ESPCI web site
Jeudi 15 Septembre 2011, 16h00
Amphi Howleck, Esc C, 2ème etage
Link between spin fluctuations and Cooper pairing in copper oxide
superconductors
Rick Greene, Center for Nanophysics & Advanced Materials and Department of Physics, University of Maryland, College Park, MD 20742, USA
Although it is generally accepted that superconductivity (SC) is unconventional in the high transition temperature copper oxides (high-Tc cuprates), the relative importance of
phenomena such as spin and charge (stripe) order, SC fluctuations, proximity to a Mott
insulator, a pseudogap phase, and quantum criticality are still a matter of great debate.

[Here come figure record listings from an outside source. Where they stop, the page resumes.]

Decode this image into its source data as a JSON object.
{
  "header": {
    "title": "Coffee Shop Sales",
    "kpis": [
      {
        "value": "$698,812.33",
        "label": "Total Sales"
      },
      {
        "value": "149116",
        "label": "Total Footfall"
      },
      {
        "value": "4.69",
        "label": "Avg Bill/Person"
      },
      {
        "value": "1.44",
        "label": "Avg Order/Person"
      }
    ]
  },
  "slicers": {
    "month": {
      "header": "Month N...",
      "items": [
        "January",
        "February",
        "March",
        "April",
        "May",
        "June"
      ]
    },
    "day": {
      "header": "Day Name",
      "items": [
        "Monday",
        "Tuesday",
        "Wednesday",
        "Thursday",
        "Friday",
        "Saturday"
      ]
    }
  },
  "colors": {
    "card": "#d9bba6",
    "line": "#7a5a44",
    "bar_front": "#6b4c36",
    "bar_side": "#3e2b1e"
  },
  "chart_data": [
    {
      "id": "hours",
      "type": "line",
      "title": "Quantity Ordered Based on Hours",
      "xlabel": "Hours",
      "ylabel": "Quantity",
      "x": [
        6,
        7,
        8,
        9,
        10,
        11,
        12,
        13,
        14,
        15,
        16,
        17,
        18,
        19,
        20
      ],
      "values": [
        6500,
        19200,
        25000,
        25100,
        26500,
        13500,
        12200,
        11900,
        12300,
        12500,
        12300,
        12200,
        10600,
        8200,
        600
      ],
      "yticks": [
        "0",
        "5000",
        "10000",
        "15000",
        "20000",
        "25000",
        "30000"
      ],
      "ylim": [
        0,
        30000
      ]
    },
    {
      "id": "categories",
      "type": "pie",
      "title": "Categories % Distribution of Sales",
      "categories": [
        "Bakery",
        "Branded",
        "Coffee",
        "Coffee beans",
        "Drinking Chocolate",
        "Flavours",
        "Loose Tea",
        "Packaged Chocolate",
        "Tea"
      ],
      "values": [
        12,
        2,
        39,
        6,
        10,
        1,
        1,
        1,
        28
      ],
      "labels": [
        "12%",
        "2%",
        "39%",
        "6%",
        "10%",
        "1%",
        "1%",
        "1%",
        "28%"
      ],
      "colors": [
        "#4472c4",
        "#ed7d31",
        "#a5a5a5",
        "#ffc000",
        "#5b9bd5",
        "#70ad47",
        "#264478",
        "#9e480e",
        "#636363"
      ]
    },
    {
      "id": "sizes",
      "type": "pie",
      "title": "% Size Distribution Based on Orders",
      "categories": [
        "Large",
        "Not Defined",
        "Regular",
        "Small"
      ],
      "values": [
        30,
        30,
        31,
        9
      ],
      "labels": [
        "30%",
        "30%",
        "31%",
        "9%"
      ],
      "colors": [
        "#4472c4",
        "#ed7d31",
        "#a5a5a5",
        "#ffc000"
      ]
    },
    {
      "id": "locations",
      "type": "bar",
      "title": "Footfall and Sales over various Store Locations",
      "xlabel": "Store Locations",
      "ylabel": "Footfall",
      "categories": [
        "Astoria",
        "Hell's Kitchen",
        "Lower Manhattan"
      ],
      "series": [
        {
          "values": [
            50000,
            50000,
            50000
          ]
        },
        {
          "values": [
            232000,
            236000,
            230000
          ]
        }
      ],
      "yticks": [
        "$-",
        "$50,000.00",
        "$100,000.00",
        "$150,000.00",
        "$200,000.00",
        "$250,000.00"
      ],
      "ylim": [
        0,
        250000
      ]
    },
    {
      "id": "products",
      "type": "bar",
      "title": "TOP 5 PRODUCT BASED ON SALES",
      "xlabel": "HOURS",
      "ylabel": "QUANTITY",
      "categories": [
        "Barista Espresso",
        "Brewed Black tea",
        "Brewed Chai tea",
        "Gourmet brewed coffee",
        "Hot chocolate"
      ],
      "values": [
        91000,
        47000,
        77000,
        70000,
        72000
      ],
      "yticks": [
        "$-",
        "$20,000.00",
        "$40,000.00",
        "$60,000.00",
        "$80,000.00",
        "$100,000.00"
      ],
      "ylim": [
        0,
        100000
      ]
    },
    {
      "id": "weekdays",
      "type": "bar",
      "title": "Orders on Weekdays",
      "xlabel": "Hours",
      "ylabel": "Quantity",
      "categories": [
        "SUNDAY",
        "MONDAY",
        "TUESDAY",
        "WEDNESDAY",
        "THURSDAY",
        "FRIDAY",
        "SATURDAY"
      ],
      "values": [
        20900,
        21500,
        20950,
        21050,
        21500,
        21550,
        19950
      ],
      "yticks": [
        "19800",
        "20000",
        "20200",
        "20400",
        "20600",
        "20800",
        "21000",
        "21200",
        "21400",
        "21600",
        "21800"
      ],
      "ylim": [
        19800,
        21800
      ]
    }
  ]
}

In
electron-doped cuprates, the absence of an anomalous pseudogap phase in the underdoped region of the phase diagram and weaker electron correlations, suggest that Mott physics and other unidentified competing orders are less relevant and that antiferromagnetic (AFM) spin fluctuations are the dominant feature. Here we demonstrate that a linear-temperature (T -linear) scattering rate - a key feature of the anomalous normal state properties of the cuprates - is correlated with the Cooper pairing. Through a study of
magnetotransport in thin films of the electron-doped cuprate La2-xCexCuO4 (LCCO), we
show that an envelope of T-linear scattering surrounds the SC phase, and survives to zero
temperature when superconductivity is suppressed by magnetic fields. Comparison with
similar behavior found in organic superconductors strongly suggests that the T-linear
resistivity is caused by spin-fluctuation scattering. A correlation between T-linear scattering and superconductivity has also been found in hole-doped cuprates.
Therefore, our results suggest a fundamental connection between AFM spin fluctuations and the pairing mechanism of high temperature superconductivity in all cuprates.